Ibadah kurban dalam dimensi vertikal berfungsi sebagai simbol untuk mendekatkan diri kepada Allah Swt. Sedangkan dalam dimensi horizontal, ibadah ini melambangkan hubungan sosial yang bertujuan memberikan kebahagiaan kepada kaum fakir, terutama pada Hari Raya Iduladha.
Oleh karena itu, dalam perspektif kesarjanaan Islam, daging kurban seyogyanya disalurkan kepada mereka yang benar-benar membutuhkan, meskipun sebagian dapat disisihkan untuk dikonsumsi oleh shahib al-qurban (pihak yang berkurban), dengan aturan memprioritaskan kaum fakir dan miskin. Hal tersebut terekam dalam QS. Al-Hajj: 28:
فَكُلُوْا مِنْهَا وَاَطْعِمُوا الْبَاۤىِٕسَ الْفَقِيْرَۖ
“Makanlah sebagian darinya dan (sebagian lainnya) berilah makan orang yang sengsara lagi fakir.”
Mengenai penjelasan ayat tersebut, Prof. Dr. Wahbah Az-Zuhaili dalam Tafsir Al-Munir fi Aqidah wa Syari’ah wa Al-Manhaj berkomentar bahwa ayat ini mengandung perintah untuk turut memberikan makanan kepada mereka yang sedang mengalami kesulitan dan kemiskinan, sekaligus menganjurkan untuk ikut memakan daging hewan kurban, karena pada masa Jahiliah masyarakat cenderung menghindari memakan daging kurban tersebut.

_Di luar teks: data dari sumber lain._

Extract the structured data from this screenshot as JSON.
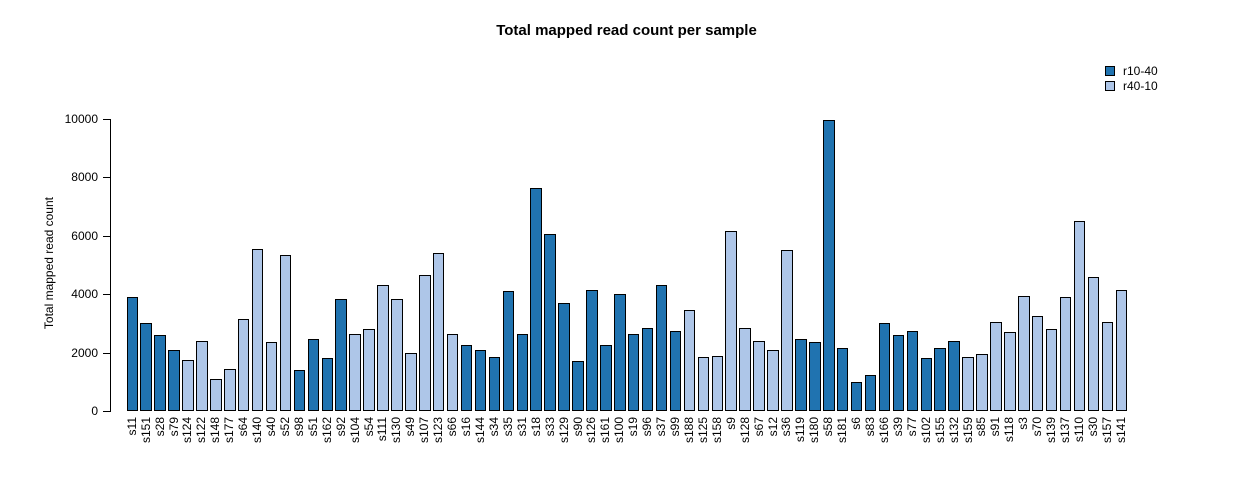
{
  "chart_data": {
    "type": "bar",
    "title": "Total mapped read count per sample",
    "xlabel": "",
    "ylabel": "Total mapped read count",
    "ylim": [
      0,
      10000
    ],
    "yticks": [
      0,
      2000,
      4000,
      6000,
      8000,
      10000
    ],
    "grid": false,
    "legend_position": "top-right",
    "bar_border_color": "#000000",
    "legend": [
      {
        "label": "r10-40",
        "color": "#2073b0"
      },
      {
        "label": "r40-10",
        "color": "#aec6e8"
      }
    ],
    "categories": [
      "s11",
      "s151",
      "s28",
      "s79",
      "s124",
      "s122",
      "s148",
      "s177",
      "s64",
      "s140",
      "s40",
      "s52",
      "s98",
      "s51",
      "s162",
      "s92",
      "s104",
      "s54",
      "s111",
      "s130",
      "s49",
      "s107",
      "s123",
      "s66",
      "s16",
      "s144",
      "s34",
      "s35",
      "s31",
      "s18",
      "s33",
      "s129",
      "s90",
      "s126",
      "s161",
      "s100",
      "s19",
      "s96",
      "s37",
      "s99",
      "s188",
      "s125",
      "s158",
      "s9",
      "s128",
      "s67",
      "s12",
      "s36",
      "s119",
      "s180",
      "s58",
      "s181",
      "s6",
      "s83",
      "s166",
      "s39",
      "s77",
      "s102",
      "s155",
      "s132",
      "s159",
      "s85",
      "s91",
      "s118",
      "s3",
      "s70",
      "s139",
      "s137",
      "s110",
      "s30",
      "s157",
      "s141"
    ],
    "values": [
      3900,
      3000,
      2600,
      2100,
      1750,
      2400,
      1100,
      1450,
      3150,
      5550,
      2350,
      5350,
      1400,
      2450,
      1800,
      3850,
      2650,
      2800,
      4300,
      3850,
      2000,
      4650,
      5400,
      2650,
      2250,
      2100,
      1850,
      4100,
      2650,
      7650,
      6050,
      3700,
      1700,
      4150,
      2250,
      4000,
      2650,
      2850,
      4300,
      2750,
      3450,
      1850,
      1900,
      6150,
      2850,
      2400,
      2100,
      5500,
      2450,
      2350,
      9950,
      2150,
      1000,
      1250,
      3000,
      2600,
      2750,
      1800,
      2150,
      2400,
      1850,
      1950,
      3050,
      2700,
      3950,
      3250,
      2800,
      3900,
      6500,
      4600,
      3050,
      4150
    ],
    "groups": [
      "r10-40",
      "r10-40",
      "r10-40",
      "r10-40",
      "r40-10",
      "r40-10",
      "r40-10",
      "r40-10",
      "r40-10",
      "r40-10",
      "r40-10",
      "r40-10",
      "r10-40",
      "r10-40",
      "r10-40",
      "r10-40",
      "r40-10",
      "r40-10",
      "r40-10",
      "r40-10",
      "r40-10",
      "r40-10",
      "r40-10",
      "r40-10",
      "r10-40",
      "r10-40",
      "r10-40",
      "r10-40",
      "r10-40",
      "r10-40",
      "r10-40",
      "r10-40",
      "r10-40",
      "r10-40",
      "r10-40",
      "r10-40",
      "r10-40",
      "r10-40",
      "r10-40",
      "r10-40",
      "r40-10",
      "r40-10",
      "r40-10",
      "r40-10",
      "r40-10",
      "r40-10",
      "r40-10",
      "r40-10",
      "r10-40",
      "r10-40",
      "r10-40",
      "r10-40",
      "r10-40",
      "r10-40",
      "r10-40",
      "r10-40",
      "r10-40",
      "r10-40",
      "r10-40",
      "r10-40",
      "r40-10",
      "r40-10",
      "r40-10",
      "r40-10",
      "r40-10",
      "r40-10",
      "r40-10",
      "r40-10",
      "r40-10",
      "r40-10",
      "r40-10",
      "r40-10"
    ]
  }
}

keadaan ini diperkuat adanya rekaman hadis yang menyebutkan bahwa Rasulullah Saw, setelah menyembelih unta kurbannya, menginstruksikan agar diambil sebagian daging dari setiap unta yang disembelih, kemudian beliau memasaknya, memakannya, dan meminum kuahnya.
Pendapat tersebut senada dengan pernyataan Prof. KH Muhammad Quraish Shihab dalam Tafsir Al-Mishbah. Ia menjelaskan bahwa perubahan redaksi ayat itu ditujukan secara khusus untuk umat Nabi Muhammad Saw, dengan maksud menegaskan bahwa memakan daging kurban diperbolehkan.
Hal ini karena pada masa pra-Islam, masyarakat Jahiliah enggan mengonsumsi daging kurban, atau karena Nabi Saw pernah melarangnya. Dengan demikian, perintah memakan daging kurban bukanlah suatu kewajiban, melainkan sebuah anjuran atau rukhshah.
Dari uraian tersebut, bisa dimaknai bahwa esensi ibadah kurban mengandung makna yang mendalam, tidak hanya sebagai bentuk ketaatan vertikal kepada Allah Swt, melainkan juga sebagai manifestasi kepedulian sosial.
Selain itu, ibadah kurban juga dipandang sebagai simbol rasa syukur atas nikmat Allah dan pengingat akan tanggung jawab manusia sebagai khalifah fi al-ardh (pemimpin di muka bumi) untuk selalu memakmurkan kehidupan dan meluhurkan nilai kemanusiaan.